Bird populations have not increased by and large, with the exception of those such as the robin, starling, blue jay, titmouse, grackle, and house sparrow, which do not require wide open spaces in which to breed. Ground-breeding birds — the ones that are most likely to pick up ticks — such as towhees, hermit thrushes, and bobwhites have become less and less common over the years, but almost all birds have contact with the ground and the vegetation that grows close to it at some point in their life cycle. Perhaps the singularly most common grounded bird on the South Fork at this time is the wild turkey. I would bet that ticks infest turkeys at a fairly high rate.
Local populations of chiggers and ticks, with the possible exception of the wood, or dog, tick, show no sign of decreasing in numbers. Lyme disease caused by spirochete bacteria and babesiosis caused by an amoeba-like protozoan carried by the deer tick show no signs of abatement. One type of ehrlichiosis carried by the deer tick and another type carried by the Lone Star tick should become more common as the ticks and diseases become more widely distributed. Some people on the South Fork have had all three diseases.
Permethrin applied to clothing and shoes before entering the woods, shrubby patches, or grassy fields works well at thwarting would-be grabbing-on ticks. All local tick species would like to get to the face, particularly, to the furless ear and eye areas of mammals. Lone Star ticks are given to questing higher up on vegetation than deer ticks, as they are more specialized on deer than the deer tick, and so permethrin on the shirt as well as the pants can be helpful in discouraging them.
The most tick-prone areas are game trails, particularly those traveled by deer. Trails maintained for hikers are also places where ticks are likely to be hanging out. Not brushing against the shrubbery and grasses that invariably edge these trails is a mandatory precautionary measure.

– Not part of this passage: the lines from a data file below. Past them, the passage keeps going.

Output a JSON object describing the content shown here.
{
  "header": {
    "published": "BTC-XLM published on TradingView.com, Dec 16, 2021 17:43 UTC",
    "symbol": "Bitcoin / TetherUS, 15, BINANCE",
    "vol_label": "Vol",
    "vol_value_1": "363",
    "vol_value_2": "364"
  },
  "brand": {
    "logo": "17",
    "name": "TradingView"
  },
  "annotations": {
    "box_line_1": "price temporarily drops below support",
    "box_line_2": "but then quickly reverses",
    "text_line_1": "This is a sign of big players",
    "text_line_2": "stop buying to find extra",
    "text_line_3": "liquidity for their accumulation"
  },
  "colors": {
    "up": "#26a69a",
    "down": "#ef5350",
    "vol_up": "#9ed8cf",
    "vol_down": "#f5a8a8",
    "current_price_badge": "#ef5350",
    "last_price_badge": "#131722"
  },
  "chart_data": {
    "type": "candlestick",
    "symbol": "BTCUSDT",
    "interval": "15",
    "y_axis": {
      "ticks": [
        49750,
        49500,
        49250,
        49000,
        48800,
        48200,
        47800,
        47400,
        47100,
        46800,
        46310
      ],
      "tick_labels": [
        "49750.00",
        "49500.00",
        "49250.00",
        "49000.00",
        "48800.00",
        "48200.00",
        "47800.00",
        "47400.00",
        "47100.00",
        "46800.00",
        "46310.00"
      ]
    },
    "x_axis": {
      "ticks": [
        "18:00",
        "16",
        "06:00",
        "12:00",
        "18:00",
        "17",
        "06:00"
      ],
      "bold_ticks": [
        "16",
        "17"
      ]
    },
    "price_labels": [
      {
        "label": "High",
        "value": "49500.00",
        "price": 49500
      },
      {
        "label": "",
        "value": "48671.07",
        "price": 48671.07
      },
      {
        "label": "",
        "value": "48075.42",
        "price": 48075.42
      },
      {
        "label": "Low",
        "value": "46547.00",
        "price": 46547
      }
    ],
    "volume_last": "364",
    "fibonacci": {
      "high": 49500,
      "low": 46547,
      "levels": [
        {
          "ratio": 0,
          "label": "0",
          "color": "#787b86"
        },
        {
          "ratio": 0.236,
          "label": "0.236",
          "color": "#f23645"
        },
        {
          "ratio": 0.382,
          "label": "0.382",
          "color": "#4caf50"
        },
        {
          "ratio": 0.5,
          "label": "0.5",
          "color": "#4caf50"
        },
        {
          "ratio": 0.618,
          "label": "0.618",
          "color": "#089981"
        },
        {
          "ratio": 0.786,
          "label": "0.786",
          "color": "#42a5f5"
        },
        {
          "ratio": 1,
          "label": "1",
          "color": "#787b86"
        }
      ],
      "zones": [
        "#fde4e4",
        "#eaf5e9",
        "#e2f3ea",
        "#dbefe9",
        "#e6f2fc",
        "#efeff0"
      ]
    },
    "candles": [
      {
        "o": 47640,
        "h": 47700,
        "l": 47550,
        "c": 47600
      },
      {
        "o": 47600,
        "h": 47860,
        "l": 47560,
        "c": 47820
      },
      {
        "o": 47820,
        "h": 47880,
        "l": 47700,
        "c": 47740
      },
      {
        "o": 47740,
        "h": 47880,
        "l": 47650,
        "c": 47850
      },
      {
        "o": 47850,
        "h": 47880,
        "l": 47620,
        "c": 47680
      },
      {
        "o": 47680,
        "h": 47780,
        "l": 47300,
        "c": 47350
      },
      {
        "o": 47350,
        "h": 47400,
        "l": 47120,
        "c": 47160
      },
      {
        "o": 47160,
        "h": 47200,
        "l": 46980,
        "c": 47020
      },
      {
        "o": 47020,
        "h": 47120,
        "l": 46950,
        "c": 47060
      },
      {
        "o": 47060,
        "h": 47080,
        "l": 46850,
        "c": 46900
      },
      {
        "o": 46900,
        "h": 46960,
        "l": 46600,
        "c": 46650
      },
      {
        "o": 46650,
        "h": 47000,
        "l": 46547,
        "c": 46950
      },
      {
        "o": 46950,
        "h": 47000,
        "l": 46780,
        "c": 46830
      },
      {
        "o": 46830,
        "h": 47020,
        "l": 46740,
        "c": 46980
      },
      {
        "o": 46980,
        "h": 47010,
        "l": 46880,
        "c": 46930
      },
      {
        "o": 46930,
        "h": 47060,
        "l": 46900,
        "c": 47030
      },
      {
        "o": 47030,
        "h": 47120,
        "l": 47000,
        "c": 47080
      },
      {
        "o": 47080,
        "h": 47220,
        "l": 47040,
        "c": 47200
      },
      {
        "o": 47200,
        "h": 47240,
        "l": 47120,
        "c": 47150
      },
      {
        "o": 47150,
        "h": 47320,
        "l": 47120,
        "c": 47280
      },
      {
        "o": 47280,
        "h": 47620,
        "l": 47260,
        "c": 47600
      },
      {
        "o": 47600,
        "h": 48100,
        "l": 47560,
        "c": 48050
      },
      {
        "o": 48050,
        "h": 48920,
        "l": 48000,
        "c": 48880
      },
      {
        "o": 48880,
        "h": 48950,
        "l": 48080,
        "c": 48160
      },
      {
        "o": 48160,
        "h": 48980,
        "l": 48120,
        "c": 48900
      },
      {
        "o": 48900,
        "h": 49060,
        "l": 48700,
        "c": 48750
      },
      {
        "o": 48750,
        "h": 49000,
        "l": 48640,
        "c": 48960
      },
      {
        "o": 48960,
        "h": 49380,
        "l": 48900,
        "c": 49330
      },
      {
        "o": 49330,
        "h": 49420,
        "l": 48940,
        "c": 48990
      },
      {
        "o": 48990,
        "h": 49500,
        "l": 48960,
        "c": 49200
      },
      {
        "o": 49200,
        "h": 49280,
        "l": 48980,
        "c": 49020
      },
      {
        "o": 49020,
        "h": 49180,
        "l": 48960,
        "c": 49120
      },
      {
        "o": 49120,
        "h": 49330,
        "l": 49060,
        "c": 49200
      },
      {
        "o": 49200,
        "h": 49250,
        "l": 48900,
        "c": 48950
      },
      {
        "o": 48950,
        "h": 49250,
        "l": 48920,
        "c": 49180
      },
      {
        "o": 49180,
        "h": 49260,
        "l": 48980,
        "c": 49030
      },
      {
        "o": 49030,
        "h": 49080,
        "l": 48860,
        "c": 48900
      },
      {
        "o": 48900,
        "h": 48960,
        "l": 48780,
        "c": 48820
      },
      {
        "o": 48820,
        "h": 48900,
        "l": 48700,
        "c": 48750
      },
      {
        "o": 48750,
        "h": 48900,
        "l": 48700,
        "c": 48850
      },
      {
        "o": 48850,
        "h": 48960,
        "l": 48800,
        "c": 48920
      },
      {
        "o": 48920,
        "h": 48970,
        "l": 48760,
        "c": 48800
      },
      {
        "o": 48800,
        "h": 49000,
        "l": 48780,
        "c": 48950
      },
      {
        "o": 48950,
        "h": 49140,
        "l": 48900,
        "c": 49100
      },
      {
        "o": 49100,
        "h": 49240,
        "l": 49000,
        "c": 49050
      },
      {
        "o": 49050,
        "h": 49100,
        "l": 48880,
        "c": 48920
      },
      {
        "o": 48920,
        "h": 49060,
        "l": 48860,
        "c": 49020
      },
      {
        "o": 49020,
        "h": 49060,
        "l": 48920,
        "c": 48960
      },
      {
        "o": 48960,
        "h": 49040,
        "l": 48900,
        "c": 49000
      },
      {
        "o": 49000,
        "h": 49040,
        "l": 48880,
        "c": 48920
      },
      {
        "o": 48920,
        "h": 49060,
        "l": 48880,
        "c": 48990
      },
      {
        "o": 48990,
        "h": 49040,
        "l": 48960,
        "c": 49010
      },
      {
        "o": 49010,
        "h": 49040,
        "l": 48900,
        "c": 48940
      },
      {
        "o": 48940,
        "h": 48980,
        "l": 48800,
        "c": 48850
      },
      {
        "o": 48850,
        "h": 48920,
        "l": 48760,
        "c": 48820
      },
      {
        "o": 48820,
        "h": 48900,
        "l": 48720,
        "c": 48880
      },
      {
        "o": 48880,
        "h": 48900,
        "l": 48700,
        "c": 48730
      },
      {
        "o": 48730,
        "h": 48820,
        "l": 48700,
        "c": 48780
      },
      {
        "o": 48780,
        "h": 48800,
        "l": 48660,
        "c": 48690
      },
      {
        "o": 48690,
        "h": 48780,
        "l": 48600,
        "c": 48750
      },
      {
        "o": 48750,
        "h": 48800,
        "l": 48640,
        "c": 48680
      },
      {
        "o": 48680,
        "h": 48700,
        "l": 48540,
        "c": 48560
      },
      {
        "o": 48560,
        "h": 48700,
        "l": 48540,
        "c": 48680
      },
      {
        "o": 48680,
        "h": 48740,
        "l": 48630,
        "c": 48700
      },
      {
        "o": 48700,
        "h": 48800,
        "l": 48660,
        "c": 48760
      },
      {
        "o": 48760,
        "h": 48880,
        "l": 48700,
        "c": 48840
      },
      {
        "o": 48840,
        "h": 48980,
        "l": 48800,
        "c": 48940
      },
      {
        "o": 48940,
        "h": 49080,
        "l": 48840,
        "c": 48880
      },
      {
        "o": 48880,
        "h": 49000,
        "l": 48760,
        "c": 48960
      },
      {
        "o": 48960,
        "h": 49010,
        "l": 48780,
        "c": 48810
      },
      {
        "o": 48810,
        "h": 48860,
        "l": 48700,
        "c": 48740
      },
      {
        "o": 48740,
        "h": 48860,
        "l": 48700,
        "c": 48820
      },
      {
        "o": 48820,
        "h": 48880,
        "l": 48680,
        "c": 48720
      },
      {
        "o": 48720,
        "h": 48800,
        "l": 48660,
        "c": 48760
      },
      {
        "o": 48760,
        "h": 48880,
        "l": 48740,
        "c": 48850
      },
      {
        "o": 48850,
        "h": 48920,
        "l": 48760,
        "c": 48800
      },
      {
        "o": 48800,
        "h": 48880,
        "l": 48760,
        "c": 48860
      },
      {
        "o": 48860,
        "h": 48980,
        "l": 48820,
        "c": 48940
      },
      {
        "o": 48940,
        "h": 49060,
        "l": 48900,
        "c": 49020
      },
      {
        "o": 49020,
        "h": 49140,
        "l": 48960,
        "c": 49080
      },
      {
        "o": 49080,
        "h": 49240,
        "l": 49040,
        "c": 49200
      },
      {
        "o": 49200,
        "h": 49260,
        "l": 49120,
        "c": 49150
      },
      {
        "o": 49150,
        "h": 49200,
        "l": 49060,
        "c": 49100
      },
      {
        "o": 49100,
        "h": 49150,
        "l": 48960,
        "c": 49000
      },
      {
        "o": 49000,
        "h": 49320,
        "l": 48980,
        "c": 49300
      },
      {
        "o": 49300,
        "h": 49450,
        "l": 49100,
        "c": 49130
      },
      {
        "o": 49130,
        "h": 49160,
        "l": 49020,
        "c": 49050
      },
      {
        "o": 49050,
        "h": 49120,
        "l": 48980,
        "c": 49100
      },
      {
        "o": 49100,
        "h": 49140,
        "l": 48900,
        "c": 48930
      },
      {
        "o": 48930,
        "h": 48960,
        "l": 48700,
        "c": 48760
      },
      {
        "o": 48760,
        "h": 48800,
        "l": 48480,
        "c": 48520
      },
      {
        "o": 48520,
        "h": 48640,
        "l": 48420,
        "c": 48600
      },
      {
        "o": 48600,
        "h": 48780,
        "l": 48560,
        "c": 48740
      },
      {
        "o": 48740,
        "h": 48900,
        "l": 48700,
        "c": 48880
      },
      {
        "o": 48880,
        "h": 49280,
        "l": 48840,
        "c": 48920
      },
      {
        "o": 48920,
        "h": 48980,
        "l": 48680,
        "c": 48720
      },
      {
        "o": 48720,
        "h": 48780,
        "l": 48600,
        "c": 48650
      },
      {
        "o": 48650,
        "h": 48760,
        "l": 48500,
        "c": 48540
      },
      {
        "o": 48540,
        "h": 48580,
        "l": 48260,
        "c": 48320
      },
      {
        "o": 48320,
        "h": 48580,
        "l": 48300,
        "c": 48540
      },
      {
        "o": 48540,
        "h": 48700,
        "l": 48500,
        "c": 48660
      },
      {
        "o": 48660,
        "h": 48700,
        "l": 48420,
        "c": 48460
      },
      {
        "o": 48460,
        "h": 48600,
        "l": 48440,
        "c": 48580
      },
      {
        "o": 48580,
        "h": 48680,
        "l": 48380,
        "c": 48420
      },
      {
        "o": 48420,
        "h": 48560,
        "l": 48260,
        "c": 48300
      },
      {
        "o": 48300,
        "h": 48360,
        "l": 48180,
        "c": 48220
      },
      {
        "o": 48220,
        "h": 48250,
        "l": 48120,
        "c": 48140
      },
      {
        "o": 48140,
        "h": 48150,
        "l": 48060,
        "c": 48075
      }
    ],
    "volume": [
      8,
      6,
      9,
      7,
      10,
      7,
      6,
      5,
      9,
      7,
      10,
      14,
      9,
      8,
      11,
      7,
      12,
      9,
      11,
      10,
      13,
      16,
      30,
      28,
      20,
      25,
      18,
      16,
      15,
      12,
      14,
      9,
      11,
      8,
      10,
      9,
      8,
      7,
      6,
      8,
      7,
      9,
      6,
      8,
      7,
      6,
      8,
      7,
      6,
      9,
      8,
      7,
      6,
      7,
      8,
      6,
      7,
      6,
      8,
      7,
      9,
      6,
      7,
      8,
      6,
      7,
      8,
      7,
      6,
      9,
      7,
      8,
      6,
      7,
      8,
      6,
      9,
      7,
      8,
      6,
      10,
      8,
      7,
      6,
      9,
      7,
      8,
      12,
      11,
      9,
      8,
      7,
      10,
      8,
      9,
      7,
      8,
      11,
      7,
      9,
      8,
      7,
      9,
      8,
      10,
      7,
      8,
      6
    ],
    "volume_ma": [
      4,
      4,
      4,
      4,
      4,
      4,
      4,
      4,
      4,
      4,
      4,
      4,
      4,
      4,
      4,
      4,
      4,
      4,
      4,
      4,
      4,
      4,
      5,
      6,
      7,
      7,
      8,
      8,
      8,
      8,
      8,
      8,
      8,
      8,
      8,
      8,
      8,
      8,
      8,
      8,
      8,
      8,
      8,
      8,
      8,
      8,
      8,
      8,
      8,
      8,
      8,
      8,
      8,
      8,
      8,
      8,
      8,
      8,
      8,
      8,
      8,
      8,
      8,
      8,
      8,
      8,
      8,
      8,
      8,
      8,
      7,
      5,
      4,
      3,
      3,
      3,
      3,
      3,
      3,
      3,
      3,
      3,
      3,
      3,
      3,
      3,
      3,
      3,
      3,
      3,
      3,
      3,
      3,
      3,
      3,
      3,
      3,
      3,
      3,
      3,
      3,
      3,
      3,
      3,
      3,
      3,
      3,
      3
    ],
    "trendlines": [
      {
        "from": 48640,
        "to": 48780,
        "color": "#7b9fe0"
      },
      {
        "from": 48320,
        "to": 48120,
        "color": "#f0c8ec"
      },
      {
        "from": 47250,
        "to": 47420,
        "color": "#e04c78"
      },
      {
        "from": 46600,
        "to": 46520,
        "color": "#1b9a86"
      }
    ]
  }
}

Ticks that show up in the home on rugs and furniture are most often attributed to dogs and cats that go out and come in frequently. A high-powered vacuum cleaner going back and forth several times over the same territory will generally get even the smallest of ticks, the so-called nymphs that are the most likely to give you diseases.
Don’t just blame the deer, as people are wont to do. Yes, deer move these parasites around locally, but not in long hauls the way birds do.
August and September are the worst months of the year for ticks and chiggers. That’s when the larvae emerge from eggs deposited earlier by the females. Thus far, no diseases are attributed to chiggers and just-hatched tick larvae are clean. They can give you nasty bites but not the diseases, which they have to pick up from their mammalian hosts while feeding on them.
It would seem that the beaches and their bathing waters are the safest place to avoid ticks and chiggers. However, there are often biting green flies and the waters may contain stinging jellyfish, flatworm cercaria that cause swimmer’s itch, even a shark or two. Perhaps, the safest place in the Hamptons with respect to all biting and stinging organisms is the wooden deck, but only during breezy, sunny days, not at night, especially not humid, still nights, when mosquitoes and no-see-ums are likely to fill the air and home in on the carbon dioxide, “the bad air,” one is continually exhaling.
I guess God created parasites so that Homo sapiens wouldn’t get too smug. Not a bad idea.
Editor's note: The presence of chiggers on Long Island has been consistently disputed by entomologists; no evidence for a population here has been found.